Beton yığını içinde yaşam
Belediye Başkanı 3 milyon metrekare inşaat yapılacağını açıkladı ama bu daha da artabilir. Onaylanan uygulama imar planındaki yapı adalarında nüfus yoğunlukları 1.000 veya 1.200 kişi olarak belirlendi. Yani şu anda kilometrekarede 50 bin kişi varsa proje sonunda bu sayı 100 bin veya 120 bin kişi olacak! Daha yüksek yapılarda daha yoğun nüfusla yaşamak daha iyi bir yaşam mı olacaktır? Buna kentsel dönüşüm denir mi? Halka bu anlatılmış mıdır? 4-5 katlı binadan çıkıp 2 yıl kirada oturduktan sonra - ki bu süre Fikirtepe’de 2.5 yılı geçti - hak sahibi aile 15-20 katlı ve içerisinde yüzlerce daire olan bir beton bloğunun neresinde nasıl bir yaşam tesis edecektir? Konut neresi, ofis neresi, olacaktır? Yeşil alan ve donatı alanları artacak mıdır? Şanzelize gibi olursa (Belediye Başkanı söylemişti) Okmeydanı ahalisi nerede oturacaktır? İstanbul’da bir çok yerleşim alanında, başta deprem riski olmak üzere kentsel dönüşüm gerektiği açıktır. Ancak biz katılımcı, uzlaşmacı, değer artışını paylaşımcı ve ortaklık tesis edici bir yaklaşımı öngördüğümüz ve benimsediğimiz için bu soruları yöneltiyoruz.

‘Deprem riskli alan’
Benzer sorularına cevap bulamayan çok sayıda hak sahibi tapu almak için gidip parasını yatırıp hisseli ve düşük metrajlı tapusunu almaya karar veremedi.
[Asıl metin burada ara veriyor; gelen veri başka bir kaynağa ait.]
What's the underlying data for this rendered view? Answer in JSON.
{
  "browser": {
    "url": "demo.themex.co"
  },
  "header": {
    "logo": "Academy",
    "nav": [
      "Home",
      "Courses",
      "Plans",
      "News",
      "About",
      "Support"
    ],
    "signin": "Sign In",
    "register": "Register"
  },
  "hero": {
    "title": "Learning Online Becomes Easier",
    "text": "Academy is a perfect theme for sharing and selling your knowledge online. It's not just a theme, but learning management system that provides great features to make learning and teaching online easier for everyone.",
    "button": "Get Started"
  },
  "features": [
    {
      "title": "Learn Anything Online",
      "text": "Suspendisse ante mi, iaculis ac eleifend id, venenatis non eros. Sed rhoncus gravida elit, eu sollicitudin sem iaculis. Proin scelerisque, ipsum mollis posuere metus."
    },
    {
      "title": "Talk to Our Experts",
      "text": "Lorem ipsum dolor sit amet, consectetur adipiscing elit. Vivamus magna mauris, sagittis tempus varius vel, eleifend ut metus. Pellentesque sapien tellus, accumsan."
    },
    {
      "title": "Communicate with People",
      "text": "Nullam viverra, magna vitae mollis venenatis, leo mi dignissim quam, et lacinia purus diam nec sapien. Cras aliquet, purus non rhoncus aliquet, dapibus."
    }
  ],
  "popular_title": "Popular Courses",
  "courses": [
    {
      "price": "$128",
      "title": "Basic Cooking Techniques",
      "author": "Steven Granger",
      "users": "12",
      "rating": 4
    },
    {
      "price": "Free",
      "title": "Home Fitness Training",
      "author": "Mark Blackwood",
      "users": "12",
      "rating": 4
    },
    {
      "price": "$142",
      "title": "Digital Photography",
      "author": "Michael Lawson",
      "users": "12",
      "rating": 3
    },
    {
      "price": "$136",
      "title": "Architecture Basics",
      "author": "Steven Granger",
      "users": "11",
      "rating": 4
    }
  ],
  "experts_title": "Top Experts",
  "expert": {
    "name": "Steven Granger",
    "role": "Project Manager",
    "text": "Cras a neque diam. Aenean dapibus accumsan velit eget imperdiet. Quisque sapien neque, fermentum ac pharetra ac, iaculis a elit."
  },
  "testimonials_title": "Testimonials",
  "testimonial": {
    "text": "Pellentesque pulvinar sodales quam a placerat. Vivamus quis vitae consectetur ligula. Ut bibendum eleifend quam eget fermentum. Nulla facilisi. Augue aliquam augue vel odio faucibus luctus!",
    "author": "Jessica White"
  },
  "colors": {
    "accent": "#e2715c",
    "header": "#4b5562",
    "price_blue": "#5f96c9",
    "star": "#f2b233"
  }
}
Süreç uzadı. Gelinen bu noktada belediye çıkış yolu olarak 6306 sayılı “Afet Riski Altındaki Alanların Dönüşümü Kanunu”nun (halk arasında kentsel dönüşüm kanunu deniyor) uygulanması sürecini başlatmak istedi. 2 Haziran 2014’de Belediye Meclisi’nde bu alanın kentsel dönüşüm yapılmasına yönelik deprem bakımından “riskli alan” olduğu kararı alındı. Hem de İstanbul’un zemin bakımından en sağlam, altında 150 milyon yaşında Paleozoik yaşlı kayaların olduğu alanda. Bölge deprem bakımından çok riskliymiş dendi. 19 Şubat 2013 de Beyoğlu Belediyesi Başkanlığına daha önce riskli alan ilan edilen Örnektepe ve Sütlüce Mahalleleri için mektup yazdım. Riskli ilan edilmeden önce yapılması gereken bilgileri sordum. Başkan beni telefonla arayarak nazikçe belediyeye davet etti ve orada sözlü olarak beni bilgilendireceklerini söyledi. Ama ben yazılı istedim. Olmadı.
Fetihtepe, Kaptanpaşa, Keçecipiri, Piripaşa ve Piyalepaşa Mahallelerinin “deprem riskli alan” ilanı için Belediye Başkanı gerekçe olarak; 6306 sayılı kanun kapsamına alınan alandaki hak sahibinin kira yardımı ve düşük faizli kredi alabileceğini, müteahhitin bir çok harçlardan ve vergilerden muaf olacağını söylüyor. İstanbul’da başta deprem olmak üzere diğer doğal ve endüstriyel afetler açısından çok daha tehlikeli ve kayıp riski yüksek yerler varken (kaynak: İstanbul Deprem Master Planı ve İstanbul 2.000 ölçekli Deprem Tehlike Etüdü) neden Okmeydanı öncelikli seçildi ve Beyoğlu Belediyesi bu olayı bu kadar dert edindi? Şanzelize yaparak deprem riski azaltılmaz ve o da kentsel dönüşüm olmaz. Kentsel riskleri azaltmak yeni toplumsal rahatsızlıklar ve riskler yaratmak değildir.